Because the lungs are characterized by a more pronounced interferon response than the upper respiratory tract, Omicron’s vulnerability to that response may prevent it from spreading to the deeper organ. “It makes biological sense for what we see,” says Martin Michaelis, a biologist at the University of Kent in England, who analyzed how Omicron interacts with interferon in a paper published in Cell Research. “Omicron seems to be less capable of making it further into the body and into the lungs to cause severe disease.”
While Omicron’s impact on our whole population is not mild—including a giant surge in hospitalizations and deaths and a record number of hospitalized children—the new variant does appear to cause less severe disease in some infected individuals, as well as in animal models. Those who are unvaccinated or have other risk factors are still at greatly heightened risk for severe symptoms and death, however.
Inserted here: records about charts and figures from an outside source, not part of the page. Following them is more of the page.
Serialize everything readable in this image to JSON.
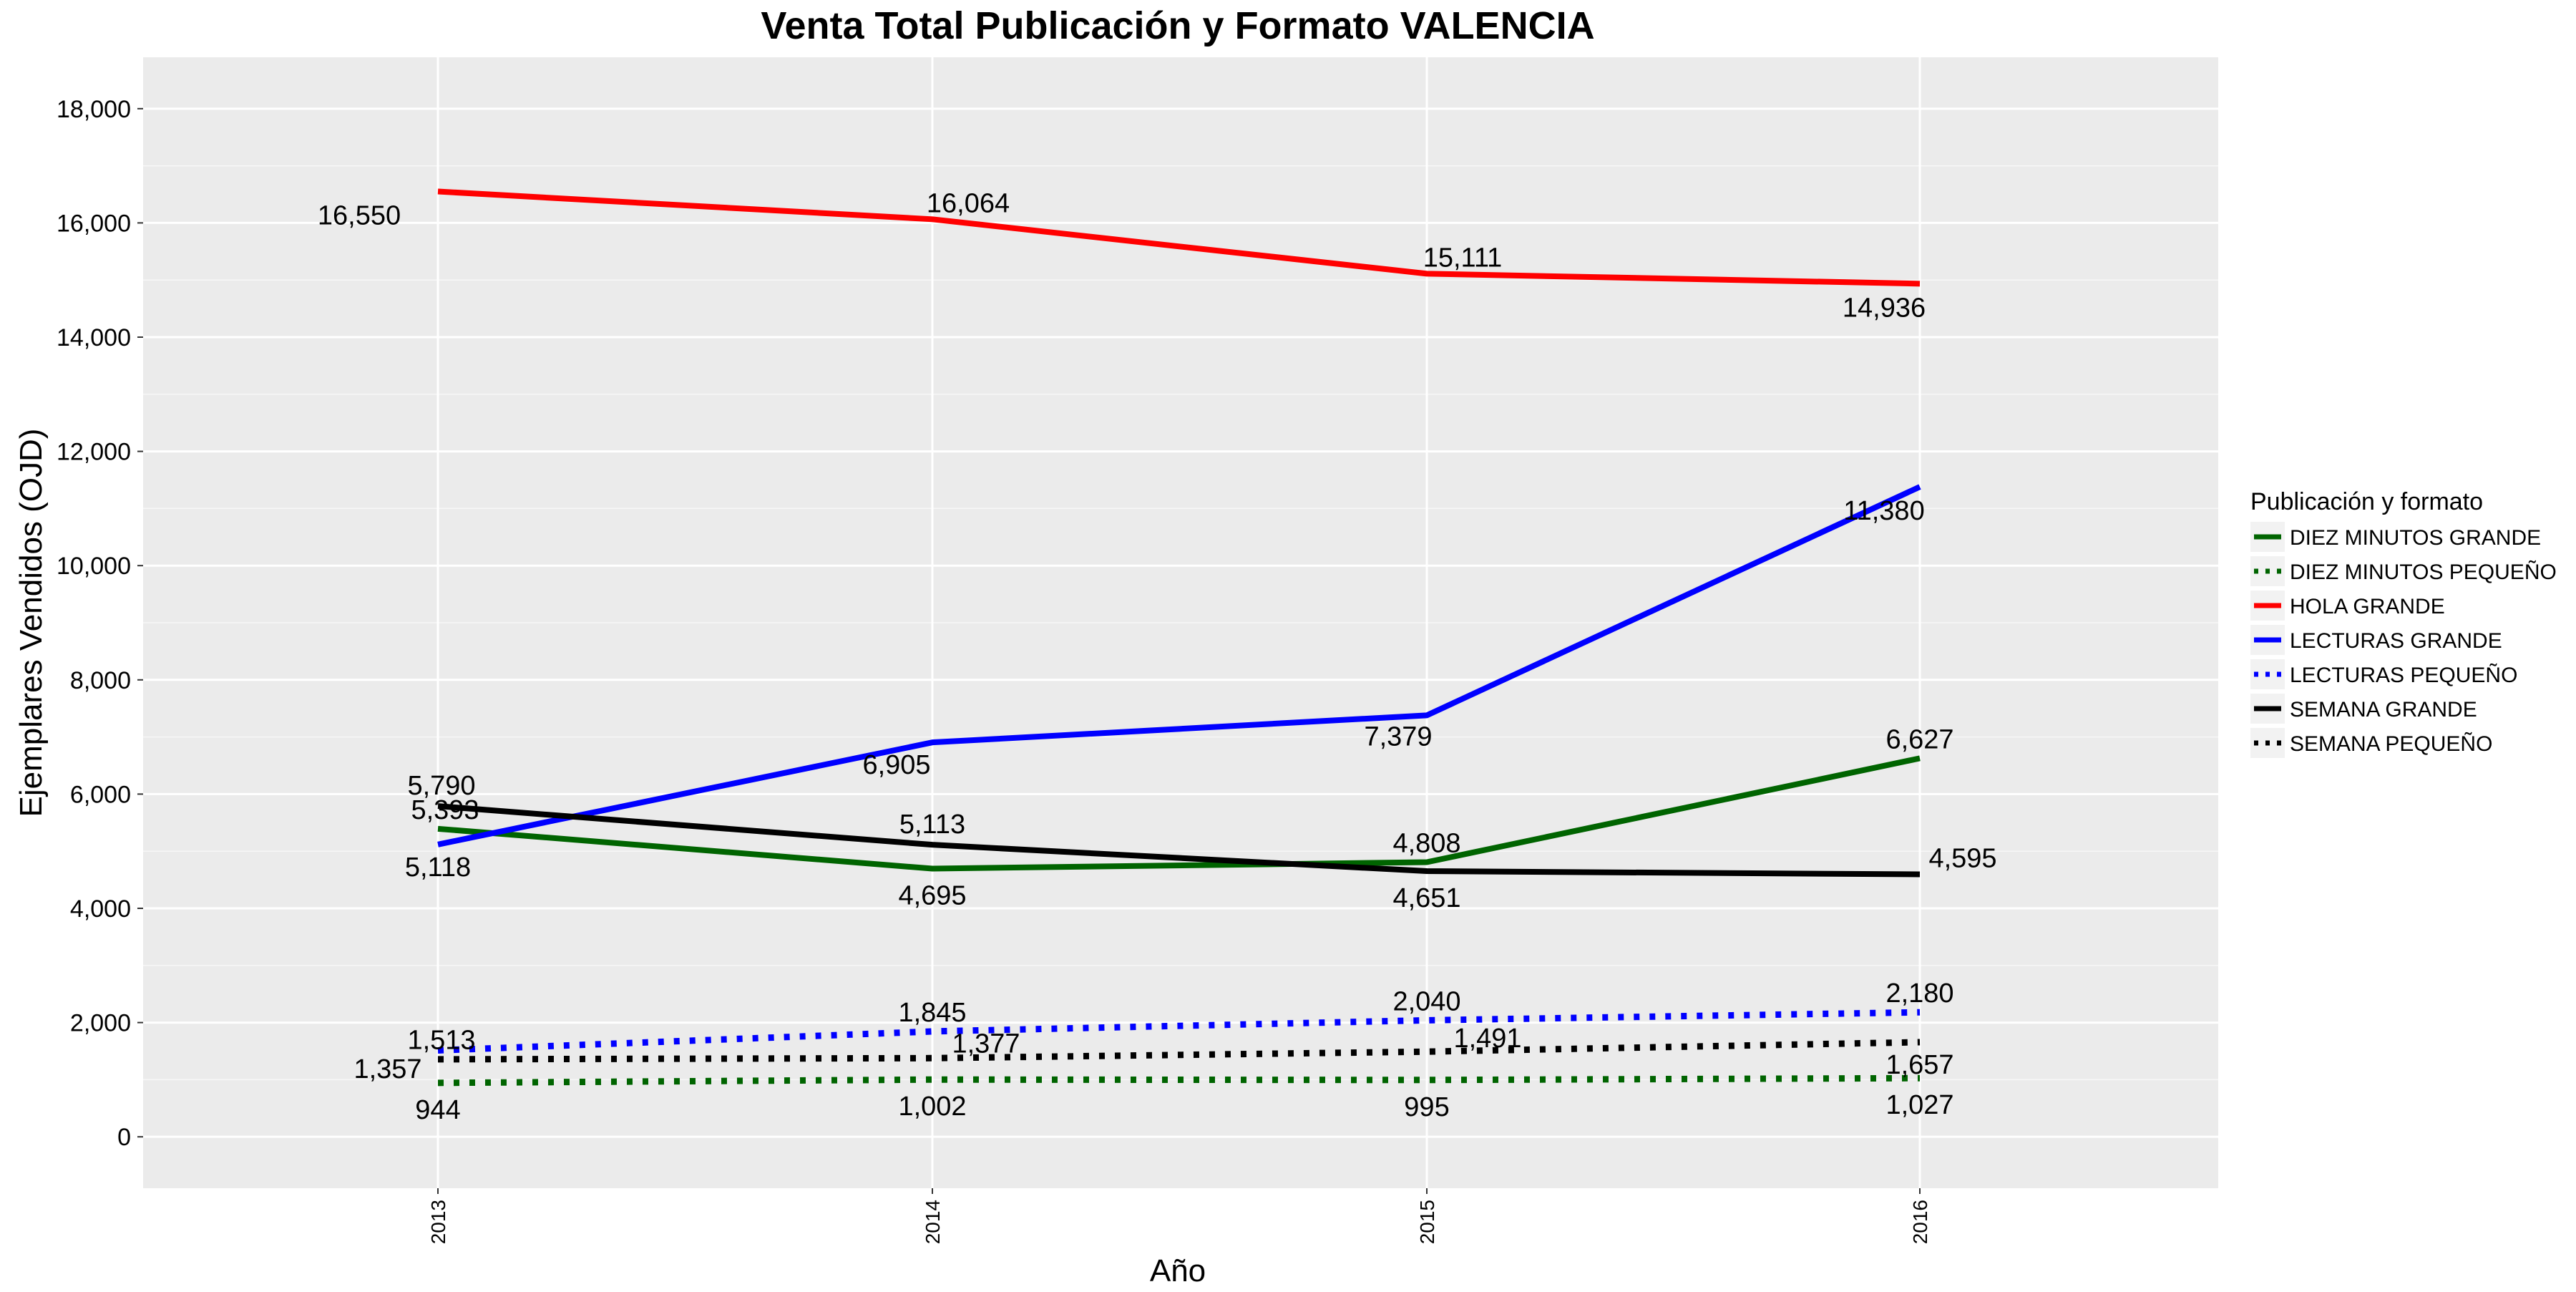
{
  "chart_data": {
    "type": "line",
    "title": "Venta Total Publicación y Formato  VALENCIA",
    "xlabel": "Año",
    "ylabel": "Ejemplares Vendidos (OJD)",
    "x": [
      "2013",
      "2014",
      "2015",
      "2016"
    ],
    "ylim": [
      -900,
      18900
    ],
    "yticks": [
      0,
      2000,
      4000,
      6000,
      8000,
      10000,
      12000,
      14000,
      16000,
      18000
    ],
    "ytick_labels": [
      "0",
      "2,000",
      "4,000",
      "6,000",
      "8,000",
      "10,000",
      "12,000",
      "14,000",
      "16,000",
      "18,000"
    ],
    "grid": true,
    "legend": {
      "title": "Publicación y formato",
      "position": "right"
    },
    "series": [
      {
        "name": "DIEZ MINUTOS GRANDE",
        "color": "#006400",
        "dash": "solid",
        "values": [
          5393,
          4695,
          4808,
          6627
        ],
        "labels": [
          "5,393",
          "4,695",
          "4,808",
          "6,627"
        ]
      },
      {
        "name": "DIEZ MINUTOS PEQUEÑO",
        "color": "#006400",
        "dash": "dotted",
        "values": [
          944,
          1002,
          995,
          1027
        ],
        "labels": [
          "944",
          "1,002",
          "995",
          "1,027"
        ]
      },
      {
        "name": "HOLA GRANDE",
        "color": "#ff0000",
        "dash": "solid",
        "values": [
          16550,
          16064,
          15111,
          14936
        ],
        "labels": [
          "16,550",
          "16,064",
          "15,111",
          "14,936"
        ]
      },
      {
        "name": "LECTURAS GRANDE",
        "color": "#0000ff",
        "dash": "solid",
        "values": [
          5118,
          6905,
          7379,
          11380
        ],
        "labels": [
          "5,118",
          "6,905",
          "7,379",
          "11,380"
        ]
      },
      {
        "name": "LECTURAS PEQUEÑO",
        "color": "#0000ff",
        "dash": "dotted",
        "values": [
          1513,
          1845,
          2040,
          2180
        ],
        "labels": [
          "1,513",
          "1,845",
          "2,040",
          "2,180"
        ]
      },
      {
        "name": "SEMANA GRANDE",
        "color": "#000000",
        "dash": "solid",
        "values": [
          5790,
          5113,
          4651,
          4595
        ],
        "labels": [
          "5,790",
          "5,113",
          "4,651",
          "4,595"
        ]
      },
      {
        "name": "SEMANA PEQUEÑO",
        "color": "#000000",
        "dash": "dotted",
        "values": [
          1357,
          1377,
          1491,
          1657
        ],
        "labels": [
          "1,357",
          "1,377",
          "1,491",
          "1,657"
        ]
      }
    ]
  }
}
Additional mechanisms behind the variant’s unusual behavior are likely to be identified in coming months. “The picture always evolves over time,” Michaelis says. And future variants, when they appear, may have yet other modifications. “I’m not confident that we can rest on our laurels and say this is all over,” Barclay says. With infections continuing to spread and evolve among many populations around the world, the virus is going to come up with more ways to transmit—including ones that scientists haven’t even thought of yet.